The nurse filed a motion to close the preliminary hearing to the public and a judge granted the motion based on the national publicity the case had attracted.

Press-Enterprise Co. sought to compel Riverside County Superior Court to release the transcript of the preliminary hearing, but the California Supreme Court denied that request, saying there was no general First Amendment right of access to preliminary hearings.

The news organization took the matter to the U.S. Supreme Court and won.

Loy said the mere fact that a case has drawn publicity does not justify the closing of its preliminary hearing.

The question is, can the defendant prove that the right to a fair trial is prejudiced by an open hearing? And are there no reasonable alternatives to protecting the right to a fair trial?

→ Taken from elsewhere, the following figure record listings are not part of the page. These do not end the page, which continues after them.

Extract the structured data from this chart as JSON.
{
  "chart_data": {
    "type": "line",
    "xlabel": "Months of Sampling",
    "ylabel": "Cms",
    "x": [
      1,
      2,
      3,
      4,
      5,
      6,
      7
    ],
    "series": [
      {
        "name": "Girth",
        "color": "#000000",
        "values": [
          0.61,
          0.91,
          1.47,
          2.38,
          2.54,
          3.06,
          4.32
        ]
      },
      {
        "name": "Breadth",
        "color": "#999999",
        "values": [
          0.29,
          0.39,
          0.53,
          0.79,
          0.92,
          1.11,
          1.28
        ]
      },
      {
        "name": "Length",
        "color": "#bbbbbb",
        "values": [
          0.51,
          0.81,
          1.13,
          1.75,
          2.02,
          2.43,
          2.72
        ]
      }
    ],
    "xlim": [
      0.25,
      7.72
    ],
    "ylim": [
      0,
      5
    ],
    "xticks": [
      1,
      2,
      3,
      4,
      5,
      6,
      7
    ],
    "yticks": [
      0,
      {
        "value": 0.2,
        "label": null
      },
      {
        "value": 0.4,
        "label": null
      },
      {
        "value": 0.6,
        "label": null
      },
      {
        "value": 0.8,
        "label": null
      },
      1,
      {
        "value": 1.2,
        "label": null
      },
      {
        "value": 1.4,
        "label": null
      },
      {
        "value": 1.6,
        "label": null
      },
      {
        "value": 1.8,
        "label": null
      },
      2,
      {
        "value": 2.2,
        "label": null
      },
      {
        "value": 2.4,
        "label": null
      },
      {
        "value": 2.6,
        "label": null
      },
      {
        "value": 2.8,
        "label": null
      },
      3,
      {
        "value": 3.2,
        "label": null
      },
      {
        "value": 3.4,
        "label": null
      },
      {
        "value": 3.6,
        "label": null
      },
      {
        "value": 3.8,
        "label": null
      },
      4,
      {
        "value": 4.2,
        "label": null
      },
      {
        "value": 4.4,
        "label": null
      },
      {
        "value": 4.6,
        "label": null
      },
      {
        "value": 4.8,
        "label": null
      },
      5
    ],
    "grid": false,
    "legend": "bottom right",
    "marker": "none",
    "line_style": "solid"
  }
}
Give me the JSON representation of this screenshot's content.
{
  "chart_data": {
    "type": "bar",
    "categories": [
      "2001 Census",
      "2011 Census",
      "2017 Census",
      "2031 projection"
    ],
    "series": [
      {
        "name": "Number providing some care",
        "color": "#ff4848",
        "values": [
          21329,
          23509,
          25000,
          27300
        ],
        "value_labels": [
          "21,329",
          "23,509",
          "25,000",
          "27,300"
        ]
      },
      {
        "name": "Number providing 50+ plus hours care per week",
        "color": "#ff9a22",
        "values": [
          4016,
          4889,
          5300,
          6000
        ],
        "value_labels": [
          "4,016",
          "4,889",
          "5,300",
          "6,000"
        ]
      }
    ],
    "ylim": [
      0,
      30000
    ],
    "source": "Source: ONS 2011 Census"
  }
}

Its not clear what would emerge at the preliminary hearing that isnt already out there in the public domain, Loy said.

Judges and attorneys have tools to try to ensure the jury pool is not tainted. Attorneys, said Loy, can closely question prospective jurors during jury selection and dismiss those who are irrevocably tainted.

In extreme cases, a judge can grant a change of venue. This, however, is rare in major metropolitan areas.

I would imagine the jury pool in Los Angeles County numbers in the hundreds of thousands if not millions of people, said Loy. The law does not demand that jurors know nothing about a case. The law demands that they can set aside what they have heard outside of court and render a fair hearing of the evidence.

The public has a right to observe and monitor its government, Loy said.

Secret trials, secret hearings are anathema to a constitutional democracy, he said.